Мой брат младше меня на пять лет, из-за него я лишился детства. Маленький любимчик позволял себе что угодно, превращая весь мир вокруг себя в ящик с игрушками. И только после смерти родителей я понял, что беспомощен этому противостоять.
Мой брат работает на почте — в основном сортирует квитанции и раскладывает по полкам посылки. Это немногое из того, что ему могут доверить. Он никогда не был женат, я тоже, но по иным причинам. Впрочем, до пенсии мне далеко, и это то, что меня греет всерьез. Я не знаю, как жить, если мне не надо будет утром закидывать оборудование в машину и ехать куда-нибудь на съемку.
Я работаю землемером, хотя по образованию я учитель-историк. Эмиграция поступает с людьми так же, как повар с картошкой. Из меня она сделала человека с теодолитом, и глаз мой превратился в рассеченный рисками окуляр.
Когда мой брат звонит мне, это означает, что он перестал принимать лекарства, и теперь я должен отлавливать его по всему Иерусалиму, чтобы накормить таблеткой. Обычно он не сопротивляется, но сначала попробуй его найти.
Первый раз он сбежал лет в шесть, прочитав мою книжку о полярниках. Решил ехать на помощь к Папанину, но я случайно встретил его после школы на автобусной остановке. Он стоял в отцовской кепке, нахлобученной на уши, и ждал автобуса.
Это был для меня самый легкий его побег — я схватил его за шиворот, он ничего не видел из-под козырька и не вспорхнул.

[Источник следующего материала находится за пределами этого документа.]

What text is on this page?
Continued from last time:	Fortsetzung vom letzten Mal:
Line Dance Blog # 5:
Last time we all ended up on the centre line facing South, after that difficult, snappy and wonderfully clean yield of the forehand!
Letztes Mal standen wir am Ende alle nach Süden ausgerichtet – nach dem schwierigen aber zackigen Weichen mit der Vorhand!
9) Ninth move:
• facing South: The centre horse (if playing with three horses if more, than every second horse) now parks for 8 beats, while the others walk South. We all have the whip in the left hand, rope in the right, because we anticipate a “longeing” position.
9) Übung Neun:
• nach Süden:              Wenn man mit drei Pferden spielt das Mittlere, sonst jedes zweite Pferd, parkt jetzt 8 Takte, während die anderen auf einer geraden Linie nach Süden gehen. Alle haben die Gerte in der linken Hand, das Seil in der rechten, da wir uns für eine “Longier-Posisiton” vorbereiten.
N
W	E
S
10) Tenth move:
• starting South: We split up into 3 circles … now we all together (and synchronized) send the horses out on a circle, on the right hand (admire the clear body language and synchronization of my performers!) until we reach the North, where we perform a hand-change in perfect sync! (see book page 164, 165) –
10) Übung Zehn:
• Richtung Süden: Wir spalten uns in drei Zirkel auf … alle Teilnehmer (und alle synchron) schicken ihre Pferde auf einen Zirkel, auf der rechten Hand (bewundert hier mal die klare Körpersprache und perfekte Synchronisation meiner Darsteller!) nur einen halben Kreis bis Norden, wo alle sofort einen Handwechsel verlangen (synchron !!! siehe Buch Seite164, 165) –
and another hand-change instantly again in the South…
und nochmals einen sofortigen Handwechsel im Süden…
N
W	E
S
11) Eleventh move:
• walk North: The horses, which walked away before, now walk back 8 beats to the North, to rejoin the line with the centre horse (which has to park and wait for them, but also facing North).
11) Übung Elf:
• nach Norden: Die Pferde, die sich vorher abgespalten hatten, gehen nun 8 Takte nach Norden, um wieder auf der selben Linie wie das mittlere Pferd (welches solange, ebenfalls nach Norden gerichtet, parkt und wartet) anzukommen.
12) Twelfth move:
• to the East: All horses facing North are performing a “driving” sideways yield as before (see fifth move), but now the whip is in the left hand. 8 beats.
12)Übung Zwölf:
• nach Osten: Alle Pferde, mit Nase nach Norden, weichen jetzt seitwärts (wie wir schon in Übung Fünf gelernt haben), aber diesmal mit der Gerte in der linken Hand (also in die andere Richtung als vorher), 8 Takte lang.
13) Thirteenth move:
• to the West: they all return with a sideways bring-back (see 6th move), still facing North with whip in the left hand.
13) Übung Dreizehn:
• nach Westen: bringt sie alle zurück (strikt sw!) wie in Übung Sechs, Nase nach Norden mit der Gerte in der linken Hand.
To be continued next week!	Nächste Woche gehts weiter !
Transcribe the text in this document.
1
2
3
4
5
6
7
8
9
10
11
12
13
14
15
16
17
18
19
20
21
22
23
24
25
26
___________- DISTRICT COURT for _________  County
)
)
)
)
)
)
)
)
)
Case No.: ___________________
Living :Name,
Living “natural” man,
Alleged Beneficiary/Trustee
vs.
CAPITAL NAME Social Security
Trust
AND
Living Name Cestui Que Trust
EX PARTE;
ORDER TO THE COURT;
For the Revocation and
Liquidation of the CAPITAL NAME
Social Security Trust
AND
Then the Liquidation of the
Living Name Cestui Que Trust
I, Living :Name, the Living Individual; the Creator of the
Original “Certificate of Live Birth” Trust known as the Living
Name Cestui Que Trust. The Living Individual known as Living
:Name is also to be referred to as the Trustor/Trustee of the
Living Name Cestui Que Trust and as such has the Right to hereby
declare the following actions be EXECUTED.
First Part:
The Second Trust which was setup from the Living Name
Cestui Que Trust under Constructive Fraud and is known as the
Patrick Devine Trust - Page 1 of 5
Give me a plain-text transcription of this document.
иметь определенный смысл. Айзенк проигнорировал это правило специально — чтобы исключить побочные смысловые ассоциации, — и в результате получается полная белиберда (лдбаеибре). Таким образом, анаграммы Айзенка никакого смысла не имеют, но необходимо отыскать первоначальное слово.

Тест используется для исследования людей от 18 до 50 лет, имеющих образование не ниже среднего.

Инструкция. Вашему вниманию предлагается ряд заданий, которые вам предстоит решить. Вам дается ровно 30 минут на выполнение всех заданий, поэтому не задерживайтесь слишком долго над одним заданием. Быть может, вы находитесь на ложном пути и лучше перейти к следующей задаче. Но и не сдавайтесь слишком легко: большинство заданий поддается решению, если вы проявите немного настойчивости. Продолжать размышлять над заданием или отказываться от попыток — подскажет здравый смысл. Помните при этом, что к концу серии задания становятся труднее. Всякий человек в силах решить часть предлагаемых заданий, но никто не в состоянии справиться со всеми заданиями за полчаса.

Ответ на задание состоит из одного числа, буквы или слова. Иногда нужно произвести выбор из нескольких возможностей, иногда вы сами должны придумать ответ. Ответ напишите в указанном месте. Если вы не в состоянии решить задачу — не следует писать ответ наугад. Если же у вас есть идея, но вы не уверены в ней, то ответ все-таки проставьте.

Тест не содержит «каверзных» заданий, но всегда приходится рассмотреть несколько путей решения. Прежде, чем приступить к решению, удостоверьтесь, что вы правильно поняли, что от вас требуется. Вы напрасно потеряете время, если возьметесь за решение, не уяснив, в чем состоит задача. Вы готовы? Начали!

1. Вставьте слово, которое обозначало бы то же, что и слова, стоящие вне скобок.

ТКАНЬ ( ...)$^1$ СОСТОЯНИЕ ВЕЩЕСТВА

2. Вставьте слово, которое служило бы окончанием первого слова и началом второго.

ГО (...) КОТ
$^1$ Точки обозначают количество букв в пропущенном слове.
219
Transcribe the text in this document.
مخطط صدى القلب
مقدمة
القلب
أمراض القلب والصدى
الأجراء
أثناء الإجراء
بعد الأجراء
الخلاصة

Теперь отца нет в живых, все та же кепка по-прежнему висит на вешалке у порога родительской квартиры — в старом доме на окраине Иерусалима, где теперь в одиночестве живет мой брат. Иногда, когда я гощу у брата, я украдкой прикладываю кепку с изнанки к лицу и тихонько вдыхаю отцовский запах.
Мне нравится моя работа: каждый день я имею дело с землей, которая когда-нибудь извлечет из меня хоть какой-то смысл и пустит его в корни сочной травы, воскрешающей после дождей пустыню.
С теодолитом наперевес я изучил каждую складку на теле страны, каждое ущелье, каждый овраг, каждую трещинку на склоне водораздела.
Я продолжаю интересоваться историей, лично меня прошлое человечества успокаивает, потому что оно уже случилось. Смысл жизни — точней, его отсутствие — в том и состоит, чтобы научиться сосуществовать с забвением. Но это только легко сказать. В реальности со временем сознание мое хоть и проясняется, но в то же время с покоем растет беспомощность. Это похоже на то, как однажды в детстве мы с братом пошли на лыжах в лес, попали в метель, а на обратном пути я решил срезать через поле. Мела вьюга, и через несколько шагов мы оказались в молоке. Топчась по кругу, мы начали промерзать, так что едва вышли обратно к деревьям, где царило затишье, и можно было отыскать лыжню. Сейчас мне кажется, что я снова стою посреди метели, но на этот раз произошло то, чего я так боялся: я потерял брата.
Кома — это потому, что мама звала его в детстве Комочек, а когда подрос — так и остался Комой.
Мой начальник понимает мои проблемы с братом, и когда такое происходит — он сердится, конечно, но не на меня, а на Кому: у восточных людей часто забота выражается в беспокойстве. К тому же я один из немногих в конторе, кто соглашается работать в пограничной зоне.
Я вышел на заправке в Модиине, позвонил Нисиму, выслушал его проклятия и обещания явиться и самому навалять Коме.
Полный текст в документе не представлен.